La playa-tostadero parece la mejor manera de calificar el espacio del turismo de masas que, desde los años sesenta, se volcó en nuestro litoral hasta convertirlo en la gallina de los huevos de oro de nuestra economía, pagando al mismo tiempo un alto precio en patrimonio natural. Ni las leyes del urbanismo desarrollista, incluyendo las de costas, ni las políticas públicas intentaron preservar mínimamente tan importante capital. Más bien al contrario, han convertido este territorio en el escenario de los peores desastres ambientales y paisajísticos.

Una magnífica serie documental promovida por la Administración para la televisión (Las riberas del mar océano, 2010) puso ante nuestros ojos, de la mano del profesor Miguel Ángel Losada, la gran variedad y riqueza de los espacios costeros, más allá de los codiciados arenales. Dichos espacios, ecosistemas vivos y muy frágiles, dispuestos para disfrute respetuoso de la ciudadanía, habrían exigido, en algunos casos, un control de limitación de acceso.

Las inversiones de la Administración en la costa no han pasado de intentar mantener las playas del consumo de masas con fuertes gastos, inútiles en muchos casos y contraproducentes en otros, a base de espigones y poco más para controlar la erosión, sin importar el daño a los fondos marinos y al paisaje. En cuanto a los vertidos, algunas técnicas empleadas distan mucho de resultar aceptables.

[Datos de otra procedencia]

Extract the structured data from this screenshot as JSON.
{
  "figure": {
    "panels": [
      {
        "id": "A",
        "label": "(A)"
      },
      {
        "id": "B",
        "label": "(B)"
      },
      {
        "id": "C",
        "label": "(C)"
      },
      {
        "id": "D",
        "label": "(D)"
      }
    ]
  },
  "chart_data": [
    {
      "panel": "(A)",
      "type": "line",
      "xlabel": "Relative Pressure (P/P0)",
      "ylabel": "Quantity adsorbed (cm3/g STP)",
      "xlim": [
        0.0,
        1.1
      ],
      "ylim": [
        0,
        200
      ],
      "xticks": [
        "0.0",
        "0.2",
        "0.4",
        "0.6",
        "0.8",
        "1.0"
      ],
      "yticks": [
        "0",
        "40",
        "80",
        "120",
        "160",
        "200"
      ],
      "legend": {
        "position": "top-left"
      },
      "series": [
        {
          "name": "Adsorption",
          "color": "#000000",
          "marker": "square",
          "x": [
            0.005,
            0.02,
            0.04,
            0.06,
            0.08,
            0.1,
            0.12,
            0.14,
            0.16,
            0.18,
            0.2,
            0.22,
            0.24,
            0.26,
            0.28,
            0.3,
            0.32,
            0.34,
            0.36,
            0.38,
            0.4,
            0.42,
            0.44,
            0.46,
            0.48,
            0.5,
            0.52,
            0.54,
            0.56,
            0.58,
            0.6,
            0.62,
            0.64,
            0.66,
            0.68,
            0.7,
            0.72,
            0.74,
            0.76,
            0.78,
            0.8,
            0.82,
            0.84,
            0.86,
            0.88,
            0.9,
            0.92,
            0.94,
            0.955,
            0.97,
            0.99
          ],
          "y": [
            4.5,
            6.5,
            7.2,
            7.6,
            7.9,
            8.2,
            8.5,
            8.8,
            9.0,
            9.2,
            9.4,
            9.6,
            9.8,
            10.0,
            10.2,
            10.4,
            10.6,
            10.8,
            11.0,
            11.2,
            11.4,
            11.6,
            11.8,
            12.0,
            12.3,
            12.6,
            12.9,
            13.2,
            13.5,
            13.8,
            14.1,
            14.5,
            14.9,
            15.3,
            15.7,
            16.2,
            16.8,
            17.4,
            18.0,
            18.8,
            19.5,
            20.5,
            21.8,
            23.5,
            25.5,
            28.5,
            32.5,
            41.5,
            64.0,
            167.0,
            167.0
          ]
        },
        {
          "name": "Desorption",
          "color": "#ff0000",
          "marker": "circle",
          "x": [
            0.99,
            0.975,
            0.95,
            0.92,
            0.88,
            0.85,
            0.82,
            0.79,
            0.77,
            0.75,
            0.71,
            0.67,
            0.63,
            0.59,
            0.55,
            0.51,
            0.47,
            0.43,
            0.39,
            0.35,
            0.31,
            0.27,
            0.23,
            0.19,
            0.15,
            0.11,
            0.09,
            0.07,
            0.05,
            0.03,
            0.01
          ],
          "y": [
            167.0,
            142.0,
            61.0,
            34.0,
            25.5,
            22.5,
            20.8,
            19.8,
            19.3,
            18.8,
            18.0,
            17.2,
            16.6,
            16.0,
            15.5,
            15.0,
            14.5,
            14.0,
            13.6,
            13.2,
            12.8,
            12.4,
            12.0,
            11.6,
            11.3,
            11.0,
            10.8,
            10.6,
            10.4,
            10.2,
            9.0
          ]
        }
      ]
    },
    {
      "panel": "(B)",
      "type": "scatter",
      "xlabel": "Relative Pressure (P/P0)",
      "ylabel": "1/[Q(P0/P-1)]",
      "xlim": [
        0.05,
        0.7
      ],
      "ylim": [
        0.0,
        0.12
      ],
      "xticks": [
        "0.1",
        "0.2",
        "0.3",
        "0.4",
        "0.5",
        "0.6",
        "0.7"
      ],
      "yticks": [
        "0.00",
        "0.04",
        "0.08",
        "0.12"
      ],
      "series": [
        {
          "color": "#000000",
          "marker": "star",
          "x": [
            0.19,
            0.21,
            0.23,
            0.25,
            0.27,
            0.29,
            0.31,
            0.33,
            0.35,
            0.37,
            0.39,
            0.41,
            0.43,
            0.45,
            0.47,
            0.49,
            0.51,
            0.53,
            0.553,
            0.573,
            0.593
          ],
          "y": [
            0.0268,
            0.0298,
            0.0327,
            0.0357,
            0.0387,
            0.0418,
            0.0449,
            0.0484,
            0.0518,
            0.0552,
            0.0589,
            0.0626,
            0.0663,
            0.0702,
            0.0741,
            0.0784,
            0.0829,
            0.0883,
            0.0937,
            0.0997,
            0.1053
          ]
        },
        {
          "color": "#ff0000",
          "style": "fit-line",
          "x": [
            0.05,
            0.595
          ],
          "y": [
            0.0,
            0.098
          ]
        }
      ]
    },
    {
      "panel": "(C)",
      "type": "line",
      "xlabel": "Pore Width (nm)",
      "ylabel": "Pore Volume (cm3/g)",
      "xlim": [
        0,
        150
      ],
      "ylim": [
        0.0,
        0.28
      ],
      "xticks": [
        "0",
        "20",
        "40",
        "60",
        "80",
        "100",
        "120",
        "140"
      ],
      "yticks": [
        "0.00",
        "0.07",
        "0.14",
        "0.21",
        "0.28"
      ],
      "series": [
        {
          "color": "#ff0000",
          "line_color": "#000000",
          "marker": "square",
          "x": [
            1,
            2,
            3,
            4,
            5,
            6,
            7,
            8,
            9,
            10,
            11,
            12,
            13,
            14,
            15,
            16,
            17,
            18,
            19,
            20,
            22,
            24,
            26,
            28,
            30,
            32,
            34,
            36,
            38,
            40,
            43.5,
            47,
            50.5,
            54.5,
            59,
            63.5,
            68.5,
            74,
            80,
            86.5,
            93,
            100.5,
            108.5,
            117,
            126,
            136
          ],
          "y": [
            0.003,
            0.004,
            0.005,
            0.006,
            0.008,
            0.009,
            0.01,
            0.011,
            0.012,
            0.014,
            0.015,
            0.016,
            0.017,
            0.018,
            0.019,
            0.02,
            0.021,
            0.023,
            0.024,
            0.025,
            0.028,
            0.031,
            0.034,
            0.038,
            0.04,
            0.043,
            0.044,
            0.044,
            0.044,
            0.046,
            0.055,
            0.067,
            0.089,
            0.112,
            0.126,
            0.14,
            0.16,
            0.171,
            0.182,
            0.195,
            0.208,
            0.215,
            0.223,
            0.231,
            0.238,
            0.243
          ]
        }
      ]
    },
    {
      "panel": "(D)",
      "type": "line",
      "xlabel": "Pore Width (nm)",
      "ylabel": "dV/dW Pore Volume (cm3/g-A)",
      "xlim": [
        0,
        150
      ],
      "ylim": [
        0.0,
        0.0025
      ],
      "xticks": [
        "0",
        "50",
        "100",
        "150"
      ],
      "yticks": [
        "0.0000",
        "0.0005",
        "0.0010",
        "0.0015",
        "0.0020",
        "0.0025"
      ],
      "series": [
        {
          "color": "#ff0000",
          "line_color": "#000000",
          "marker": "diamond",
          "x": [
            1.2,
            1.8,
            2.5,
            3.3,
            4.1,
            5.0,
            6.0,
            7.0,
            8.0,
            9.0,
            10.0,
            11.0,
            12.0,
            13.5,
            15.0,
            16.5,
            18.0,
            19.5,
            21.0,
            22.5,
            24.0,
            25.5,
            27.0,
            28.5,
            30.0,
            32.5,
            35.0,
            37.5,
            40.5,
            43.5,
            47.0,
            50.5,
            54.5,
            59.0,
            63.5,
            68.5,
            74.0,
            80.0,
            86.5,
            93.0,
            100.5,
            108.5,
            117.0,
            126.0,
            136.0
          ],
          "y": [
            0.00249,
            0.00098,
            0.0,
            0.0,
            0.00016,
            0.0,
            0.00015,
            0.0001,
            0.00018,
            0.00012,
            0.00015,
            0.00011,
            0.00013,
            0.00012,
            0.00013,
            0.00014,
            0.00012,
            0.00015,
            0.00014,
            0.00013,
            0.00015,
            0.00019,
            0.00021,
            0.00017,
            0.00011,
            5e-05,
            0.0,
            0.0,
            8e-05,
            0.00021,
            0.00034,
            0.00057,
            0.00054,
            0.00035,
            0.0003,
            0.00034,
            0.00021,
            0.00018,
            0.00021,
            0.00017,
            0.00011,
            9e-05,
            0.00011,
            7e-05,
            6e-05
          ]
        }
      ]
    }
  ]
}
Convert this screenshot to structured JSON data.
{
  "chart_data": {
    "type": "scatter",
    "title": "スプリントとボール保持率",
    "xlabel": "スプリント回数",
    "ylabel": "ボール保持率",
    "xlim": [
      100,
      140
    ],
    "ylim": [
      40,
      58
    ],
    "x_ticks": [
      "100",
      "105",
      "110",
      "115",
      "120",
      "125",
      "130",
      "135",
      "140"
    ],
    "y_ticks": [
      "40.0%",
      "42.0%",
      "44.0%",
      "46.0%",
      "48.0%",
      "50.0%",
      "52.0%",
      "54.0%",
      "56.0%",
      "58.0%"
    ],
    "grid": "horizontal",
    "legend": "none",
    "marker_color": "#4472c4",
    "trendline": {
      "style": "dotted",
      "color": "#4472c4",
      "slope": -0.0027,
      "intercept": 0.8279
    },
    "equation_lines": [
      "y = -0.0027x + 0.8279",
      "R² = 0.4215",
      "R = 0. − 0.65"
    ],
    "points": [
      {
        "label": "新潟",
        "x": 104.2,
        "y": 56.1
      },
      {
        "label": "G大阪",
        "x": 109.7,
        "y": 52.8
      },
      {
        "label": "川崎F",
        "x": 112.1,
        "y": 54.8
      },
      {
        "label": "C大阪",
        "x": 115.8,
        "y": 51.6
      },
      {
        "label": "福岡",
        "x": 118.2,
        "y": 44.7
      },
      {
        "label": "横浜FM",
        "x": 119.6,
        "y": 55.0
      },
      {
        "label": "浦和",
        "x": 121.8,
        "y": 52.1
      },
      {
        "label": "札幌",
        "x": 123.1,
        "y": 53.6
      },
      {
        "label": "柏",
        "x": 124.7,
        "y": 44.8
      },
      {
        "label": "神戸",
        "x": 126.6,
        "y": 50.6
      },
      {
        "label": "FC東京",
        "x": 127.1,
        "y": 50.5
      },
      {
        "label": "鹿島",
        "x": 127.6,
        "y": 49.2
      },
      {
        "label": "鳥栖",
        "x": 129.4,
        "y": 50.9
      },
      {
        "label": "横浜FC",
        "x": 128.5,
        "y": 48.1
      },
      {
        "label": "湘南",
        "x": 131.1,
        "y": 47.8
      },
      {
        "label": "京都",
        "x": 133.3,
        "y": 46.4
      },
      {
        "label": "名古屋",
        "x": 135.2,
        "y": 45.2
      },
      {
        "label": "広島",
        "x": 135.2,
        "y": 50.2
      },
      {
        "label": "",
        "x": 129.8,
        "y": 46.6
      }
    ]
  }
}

En ese contexto, las banderas azules forman parte del folclore turístico europeo, en palabras del profesor Losada. Año tras año, desde mediados de los ochenta, como intentando emular a las estrellas Michelin, una denominada Fundación Europea de Educación Ambiental, anuncia la lista de espacios agraciados, fundamentalmente playas y puertos deportivos.

Una asociación privada de la que la Comisión Europea se desligó hace años y cuyo proceso de selección no resiste un análisis crítico. De entrada, funciona en muchos casos con la información que facilitan, poco neutrales en el proceso, los propios ayuntamientos costeros. Variables como la calidad del agua, seguridad, salvamento y socorrismo, limpieza periódica, facilidad de acceso o acciones de formación ambiental e información a los usuarios „las consideraciones puramente ecológicas quedan fuera de la evaluación„ figuran entre los requisitos exigidos por dicha agencia para alcanzar la distinción

Grupos ecologistas gallegos han señalado recientemente algunas contradicciones flagrantes: por ejemplo, que en algunos casos sea la fragilidad de ciertos entornos naturales lo que aconseje precisamente no acceder al galardón, por el incremento de visitantes que ello pueda generar. Tampoco parece muy razonable que playas regeneradas, puertos deportivos e incluso playas absolutamente artificiales tengan su bandera. En cuanto a la calidad de las aguas, un asunto central para la salud pública, conviene advertir que unas aguas contaminadas pueden superar la calificación de aptas para baño y conseguir por tanto una bandera azul.

En nuestras playas del área de Valencia aparecen este año premiadas, entre otras, las situadas al sur del puerto, a pesar de los graves accidentes registrados por derrames de crudo o de la siempre inquietante presencia de buques fondeados frente al parque natural Devesa-Albufera, de cuyas operaciones de limpieza no se dispone de información. Por cierto, realizadas en zonas de fondeo recientemente modificadas (¿ampliadas?) unilateralmente por el propio puerto.

Existe por tanto un riesgo real de que al asociar en la opinión ciudadana banderas azules con calidad ambiental, se relaje la percepción social sobre los valores ecológicos de nuestras costas. Las instancias administrativas, especialmente los ayuntamientos, deberían ser los más comprometidos con la salvaguarda de dichos valores, en lugar de tratar por todos los medios de obtener tan dudosos premios.

Por todo ello, resulta inexcusable disponer de organismos independientes, al margen de las banderas, que faciliten información fiable y permanente sobre el estado de salud de nuestros ecosistemas costeros.